NISMOD-DB++ enables storage and access to large and diverse datasets linked to infrastructure analysis and modelling facilitating the development of the next generation of models.
Utilising new database technologies innovative approaches are applied to create a flexible resource enabling the storage and management of large datasets related to national infrastructure within a developed framework (Figure 1) which under previously developed architectures would not have been as effective or feasible. Datasets added to the database are done so using dataset specific methods and tailored database solutions, ensuring data is stored in the most appropriate way making the developed solution more efficient for both storing and reading data. Using existing web technologies access to the storage solution is maintained for users through an web based API (Application Programming Interface)(Figure 2), enabling users to both read and write data to and from the database as required.

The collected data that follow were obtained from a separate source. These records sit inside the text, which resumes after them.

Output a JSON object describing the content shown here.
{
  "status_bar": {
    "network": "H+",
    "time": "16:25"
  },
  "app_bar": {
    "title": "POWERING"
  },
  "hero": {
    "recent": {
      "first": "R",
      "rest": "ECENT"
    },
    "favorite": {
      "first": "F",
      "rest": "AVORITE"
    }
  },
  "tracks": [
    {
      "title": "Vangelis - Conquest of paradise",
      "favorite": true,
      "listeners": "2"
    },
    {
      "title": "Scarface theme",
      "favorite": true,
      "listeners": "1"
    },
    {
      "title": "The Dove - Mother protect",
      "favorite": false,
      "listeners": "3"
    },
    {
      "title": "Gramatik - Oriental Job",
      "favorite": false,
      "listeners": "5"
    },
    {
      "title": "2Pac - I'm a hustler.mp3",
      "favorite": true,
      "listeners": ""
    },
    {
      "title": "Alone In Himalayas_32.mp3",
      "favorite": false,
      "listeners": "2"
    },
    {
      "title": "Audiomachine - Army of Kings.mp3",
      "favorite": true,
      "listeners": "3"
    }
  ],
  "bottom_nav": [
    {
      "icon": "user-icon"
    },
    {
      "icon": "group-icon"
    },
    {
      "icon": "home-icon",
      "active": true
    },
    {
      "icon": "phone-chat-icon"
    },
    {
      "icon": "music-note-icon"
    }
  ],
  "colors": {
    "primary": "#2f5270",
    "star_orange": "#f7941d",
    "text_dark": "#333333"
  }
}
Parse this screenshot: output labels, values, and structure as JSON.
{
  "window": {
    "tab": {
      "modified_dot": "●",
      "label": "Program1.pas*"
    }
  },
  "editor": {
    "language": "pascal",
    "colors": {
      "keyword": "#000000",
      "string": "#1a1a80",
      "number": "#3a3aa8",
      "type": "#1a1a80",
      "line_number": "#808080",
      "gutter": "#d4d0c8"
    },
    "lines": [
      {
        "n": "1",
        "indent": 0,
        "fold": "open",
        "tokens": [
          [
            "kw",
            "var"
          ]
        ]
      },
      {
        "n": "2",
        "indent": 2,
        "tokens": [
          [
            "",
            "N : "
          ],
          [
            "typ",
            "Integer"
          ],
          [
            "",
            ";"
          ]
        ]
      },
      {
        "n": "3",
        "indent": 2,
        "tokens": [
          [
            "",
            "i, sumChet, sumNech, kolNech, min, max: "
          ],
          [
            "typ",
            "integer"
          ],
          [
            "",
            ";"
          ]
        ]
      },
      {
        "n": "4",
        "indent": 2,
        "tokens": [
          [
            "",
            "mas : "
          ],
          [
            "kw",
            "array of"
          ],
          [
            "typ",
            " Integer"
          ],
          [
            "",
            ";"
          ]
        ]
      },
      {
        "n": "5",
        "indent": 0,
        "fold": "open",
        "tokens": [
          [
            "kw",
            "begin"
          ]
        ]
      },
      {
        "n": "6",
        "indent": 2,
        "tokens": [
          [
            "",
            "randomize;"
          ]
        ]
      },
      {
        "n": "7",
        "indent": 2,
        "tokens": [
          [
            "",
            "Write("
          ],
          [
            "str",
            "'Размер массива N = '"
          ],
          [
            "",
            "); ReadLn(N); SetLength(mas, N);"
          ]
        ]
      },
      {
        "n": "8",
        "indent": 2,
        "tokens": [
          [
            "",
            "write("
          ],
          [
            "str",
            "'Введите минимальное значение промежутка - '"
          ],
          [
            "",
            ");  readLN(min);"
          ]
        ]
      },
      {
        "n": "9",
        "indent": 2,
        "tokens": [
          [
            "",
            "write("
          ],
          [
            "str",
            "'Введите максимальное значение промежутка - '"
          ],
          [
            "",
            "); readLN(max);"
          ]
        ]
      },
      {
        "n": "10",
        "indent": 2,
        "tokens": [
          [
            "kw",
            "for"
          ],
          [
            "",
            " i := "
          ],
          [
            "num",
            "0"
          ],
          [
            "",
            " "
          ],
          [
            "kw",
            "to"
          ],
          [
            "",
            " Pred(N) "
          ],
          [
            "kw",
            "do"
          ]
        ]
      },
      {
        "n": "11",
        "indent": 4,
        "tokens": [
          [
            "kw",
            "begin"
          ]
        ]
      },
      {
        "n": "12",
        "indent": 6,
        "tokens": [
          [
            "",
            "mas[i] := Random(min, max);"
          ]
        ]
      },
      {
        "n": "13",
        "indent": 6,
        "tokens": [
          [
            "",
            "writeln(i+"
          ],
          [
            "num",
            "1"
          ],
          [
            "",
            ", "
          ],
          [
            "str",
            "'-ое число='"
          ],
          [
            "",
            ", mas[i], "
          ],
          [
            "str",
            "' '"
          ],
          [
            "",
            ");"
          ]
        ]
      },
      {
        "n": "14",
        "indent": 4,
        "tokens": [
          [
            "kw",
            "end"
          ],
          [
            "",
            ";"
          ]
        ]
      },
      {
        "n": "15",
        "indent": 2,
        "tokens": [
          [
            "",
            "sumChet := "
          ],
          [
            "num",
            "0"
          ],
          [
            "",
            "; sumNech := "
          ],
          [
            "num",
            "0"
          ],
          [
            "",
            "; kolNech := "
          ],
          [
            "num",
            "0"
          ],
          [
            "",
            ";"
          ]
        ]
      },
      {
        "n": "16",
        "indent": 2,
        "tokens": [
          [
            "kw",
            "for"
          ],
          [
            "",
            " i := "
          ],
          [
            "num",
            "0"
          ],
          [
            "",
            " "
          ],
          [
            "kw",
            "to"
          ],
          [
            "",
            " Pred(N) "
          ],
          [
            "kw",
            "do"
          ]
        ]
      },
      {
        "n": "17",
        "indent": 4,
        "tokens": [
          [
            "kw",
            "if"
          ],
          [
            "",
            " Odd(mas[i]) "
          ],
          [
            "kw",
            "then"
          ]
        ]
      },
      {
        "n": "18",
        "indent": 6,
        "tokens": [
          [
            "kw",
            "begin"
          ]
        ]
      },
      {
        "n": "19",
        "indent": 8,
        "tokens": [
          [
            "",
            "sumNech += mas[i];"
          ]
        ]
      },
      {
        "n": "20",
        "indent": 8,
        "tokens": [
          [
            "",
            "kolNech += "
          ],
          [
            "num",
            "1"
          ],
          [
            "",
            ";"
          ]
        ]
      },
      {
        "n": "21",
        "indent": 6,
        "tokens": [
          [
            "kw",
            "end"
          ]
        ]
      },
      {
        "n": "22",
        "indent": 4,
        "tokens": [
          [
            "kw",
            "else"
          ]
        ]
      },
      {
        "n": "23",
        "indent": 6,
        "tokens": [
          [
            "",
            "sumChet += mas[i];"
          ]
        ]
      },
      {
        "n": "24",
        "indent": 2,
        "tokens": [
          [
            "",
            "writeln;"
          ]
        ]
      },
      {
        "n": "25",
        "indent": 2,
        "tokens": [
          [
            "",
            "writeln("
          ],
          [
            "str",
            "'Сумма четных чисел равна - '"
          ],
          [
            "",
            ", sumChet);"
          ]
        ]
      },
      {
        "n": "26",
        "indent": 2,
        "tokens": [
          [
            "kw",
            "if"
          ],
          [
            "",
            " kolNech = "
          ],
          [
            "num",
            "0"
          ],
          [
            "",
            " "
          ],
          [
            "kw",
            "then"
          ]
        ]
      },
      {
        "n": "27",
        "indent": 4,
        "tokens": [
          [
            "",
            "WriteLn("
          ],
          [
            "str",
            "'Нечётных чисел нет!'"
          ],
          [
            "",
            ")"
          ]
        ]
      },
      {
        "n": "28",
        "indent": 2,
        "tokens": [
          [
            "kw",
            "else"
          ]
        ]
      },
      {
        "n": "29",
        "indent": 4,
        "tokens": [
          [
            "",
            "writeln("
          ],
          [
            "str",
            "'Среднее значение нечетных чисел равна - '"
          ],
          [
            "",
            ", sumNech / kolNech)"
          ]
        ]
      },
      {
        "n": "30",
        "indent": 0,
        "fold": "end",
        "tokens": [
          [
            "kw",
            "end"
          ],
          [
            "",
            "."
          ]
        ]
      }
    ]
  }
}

Through the coupling of different database solutions new insights can be learned harnessing the analysis powers embedded within the employed technologies. These new capabilities allow for datasets to be linked in different and new methods within the storage environment enabling more cross-data learning, giving the opportunity for new questions to be explored.
So what, most significant results
Underpinning the potential for complex infrastructure models, NISMOD-DB++ provides a resource for large, complex and varied datasets, as well as supporting more complex analysis through the capability to connect multiple datasets of varied form and structure. Accessed through a web facing API, the developed system is both secure yet open and easily accessible for users.
Through the new technologies employed such as graph databases, a more native solution for storing network data, larger and more complex datasets than otherwise feasibly possible can be stored while maintaining rapid access to the data itself. This enables researchers and models to use data at much finer scales then previously possible facilitating the potential for the new insights in infrastructure research.